When Evelyn’s taking her nap and Miss Bertram’s other duties aren’t claiming her, she comes to sit with me in my bedroom. That’s when she brings the fresh flowers and lemonade and we talk. For as long as my mind can hold a conversation, that is.

She’s worried about me, of course. She smooths my pillow and straightens my blankets, and I can tell she’s keeping busy because she doesn’t want me to see the expression on her face. She asks me how I’m feeling. I always say I’m feeling better. I don’t want to disappoint her. This particular morning, which I believe to be the second week of July, though I can’t be absolutely sure, I add something more, for effect. Something about how Maitland Plantation is better than any hospital for the recovery of one’s head after a blow like that.

“I’ve always thought so,” she agrees, pouring the lemonade, “though I guess I’ve never taken a blow to the head, myself.”

“They heal so slowly, you know. Brain injuries, I mean. I saw so many of them among the soldiers. You start to think you’re feeling better, but you’re really not yourself. Not for some time. So you want to be somewhere safe. Like an animal in its den.”

“I see. And Maitland’s your den?”

“Yes, it is. I am so glad Clara brought me here.”

“So am I, Mrs. Fitzwilliam.
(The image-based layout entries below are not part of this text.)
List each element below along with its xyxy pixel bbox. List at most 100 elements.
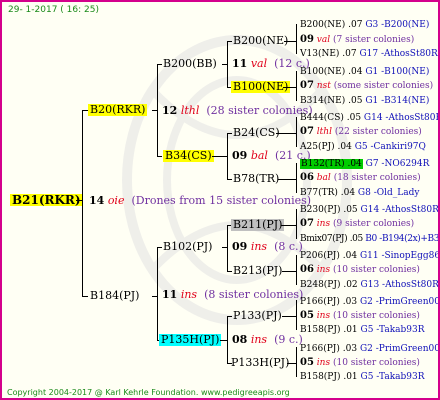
connector [284,41,297,42]
g3-node[interactable]: B211(PJ) [231,219,285,231]
g4-sire[interactable]: P166(PJ) .03 [300,297,357,307]
g4-mating-line: 05 ins (10 sister colonies) [300,310,420,322]
connector [287,363,297,364]
g1-bottom-gen-code: ins [180,288,198,301]
g4-gen-code: ins [316,358,331,368]
g1-top-node[interactable]: B20(RKR) [88,104,148,116]
root-gen-code: oie [107,194,125,207]
g3-node[interactable]: B200(NE) [233,35,288,47]
root-mating-line: 14 oie (Drones from 15 sister colonies) [89,195,311,207]
g4-mating-line: 06 bal (18 sister colonies) [300,172,421,184]
g4-gen-code: ins [316,311,331,321]
g2-b-gen-code: bal [250,149,268,162]
g2-c-node[interactable]: B102(PJ) [163,241,212,253]
g2-d-node[interactable]: P135H(PJ) [159,334,222,346]
g4-mating-line: 07 nst (some sister colonies) [300,80,433,92]
g4-note: (22 sister colonies) [334,127,422,137]
root-node[interactable]: B21(RKR) [10,194,83,206]
g4-dam[interactable]: B77(TR) .04 [300,188,355,198]
g1-bottom-gen: 11 [162,288,178,301]
g4-dam[interactable]: B314(NE) .05 [300,96,362,106]
g3-node[interactable]: B213(PJ) [233,265,282,277]
g4-dam-line: B248(PJ) .02 G13 -AthosSt80R [300,279,439,291]
connector [157,247,162,248]
g4-sire[interactable]: B200(NE) .07 [300,20,362,30]
g4-gen-code: lthl [316,127,332,137]
g4-gen: 06 [300,264,314,275]
g4-dam[interactable]: B248(PJ) .02 [300,280,358,290]
connector [296,117,297,147]
connector [76,200,83,201]
connector [82,296,88,297]
connector [282,271,297,272]
g4-sire[interactable]: P206(PJ) .04 [300,251,357,261]
connector [157,247,158,340]
g4-gen-code: bal [316,173,331,183]
connector [296,209,297,239]
g4-dam[interactable]: Bmix07(PJ) .05 [300,234,363,244]
g4-dam-tail: G13 -AthosSt80R [360,280,439,290]
pedigree-frame: 29- 1-2017 ( 16: 25) B21(RKR) 14 oie (Dr… [0,0,440,400]
g4-sire-tail: G3 -B200(NE) [365,20,430,30]
g3-node[interactable]: B100(NE) [231,81,291,93]
connector [296,163,297,193]
g2-b-node[interactable]: B34(CS) [163,150,214,162]
connector [296,300,297,330]
g4-note: (10 sister colonies) [332,265,420,275]
g4-dam-line: V13(NE) .07 G17 -AthosSt80R [300,48,438,60]
connector [212,156,228,157]
connector [157,156,162,157]
g3-node[interactable]: P133H(PJ) [231,357,289,369]
g4-note: (7 sister colonies) [333,35,415,45]
g3-node[interactable]: B24(CS) [233,127,280,139]
g4-dam-tail: G5 -Cankiri97Q [354,142,426,152]
g1-top-note: (28 sister colonies) [206,104,313,117]
g1-bottom-note: (8 sister colonies) [204,288,304,301]
g2-b-gen: 09 [232,149,248,162]
connector [227,271,232,272]
g4-sire-line: B200(NE) .07 G3 -B200(NE) [300,19,429,31]
connector [276,133,297,134]
g2-c-gen: 09 [232,240,248,253]
g2-d-gen-code: ins [250,333,268,346]
g3-node[interactable]: B78(TR) [233,173,279,185]
g4-dam-tail: B0 -B194(2x)+B3 [365,234,440,244]
g4-sire-line: P166(PJ) .03 G2 -PrimGreen00 [300,343,438,355]
g4-sire[interactable]: B100(NE) .04 [300,67,362,77]
g4-dam[interactable]: A25(PJ) .04 [300,142,352,152]
g4-sire[interactable]: B132(TR) .04 [300,159,363,169]
g4-sire-tail: G7 -NO6294R [365,159,430,169]
g4-sire[interactable]: B230(PJ) .05 [300,205,358,215]
g4-dam[interactable]: B158(PJ) .01 [300,325,358,335]
g1-bottom-node[interactable]: B184(PJ) [90,290,139,302]
connector [157,64,162,65]
connector [278,179,297,180]
g4-dam-tail: G8 -Old_Lady [357,188,420,198]
g4-sire-tail: G14 -AthosSt80R [363,113,440,123]
g3-node[interactable]: P133(PJ) [233,310,282,322]
g4-dam-tail: G17 -AthosSt80R [359,49,438,59]
g4-gen-code: nst [316,81,331,91]
g2-a-node[interactable]: B200(BB) [163,58,217,70]
g4-gen: 07 [300,80,314,91]
g1-bottom-mating-line: 11 ins (8 sister colonies) [162,289,303,301]
connector [152,110,158,111]
g4-dam-line: Bmix07(PJ) .05 B0 -B194(2x)+B3 [300,233,440,245]
connector [220,340,228,341]
g4-sire[interactable]: P166(PJ) .03 [300,344,357,354]
g4-sire[interactable]: B444(CS) .05 [300,113,361,123]
connector [227,133,232,134]
connector [227,179,232,180]
g4-dam-line: B314(NE) .05 G1 -B314(NE) [300,95,429,107]
g4-sire-tail: G1 -B100(NE) [365,67,430,77]
g2-d-note: (9 c.) [274,333,303,346]
g2-a-gen-code: val [250,57,268,70]
g4-dam[interactable]: B158(PJ) .01 [300,372,358,382]
g4-sire-tail: G11 -SinopEgg86R [359,251,440,261]
g2-c-gen-code: ins [250,240,268,253]
g4-note: (10 sister colonies) [332,311,420,321]
root-gen: 14 [89,194,105,207]
g4-dam[interactable]: V13(NE) .07 [300,49,357,59]
g4-sire-line: B230(PJ) .05 G14 -AthosSt80R [300,204,438,216]
g4-dam-tail: G5 -Takab93R [360,372,425,382]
You can stay just as long as you like, you know. No need to go dashing off back to New York.”

“New York? Of course not. Not yet, anyway. I find I’m liking Florida far more than I thought I would, when I first arrived.”

“The state does grow on a person, I’m told. I guess I was just lucky to be born here, so I never had to experience much else.”

“Never? You’ve never been outside of Florida?”

She lifts a shortbread from the tray. There are always shortbreads, too, though I never eat any. Only Miss Bertram does. “Except for college, I guess.”

“College!”

“I went away to Radcliffe for a couple of years.”

“Radcliffe! In Massachusetts? You went to Radcliffe?”

“Yes, indeed. The very one. I think I told you my mama was a schoolteacher? She had such hopes for me. Such big old dreams. And my daddy, why, he would do anything my mama asked of him. He doted on us both.”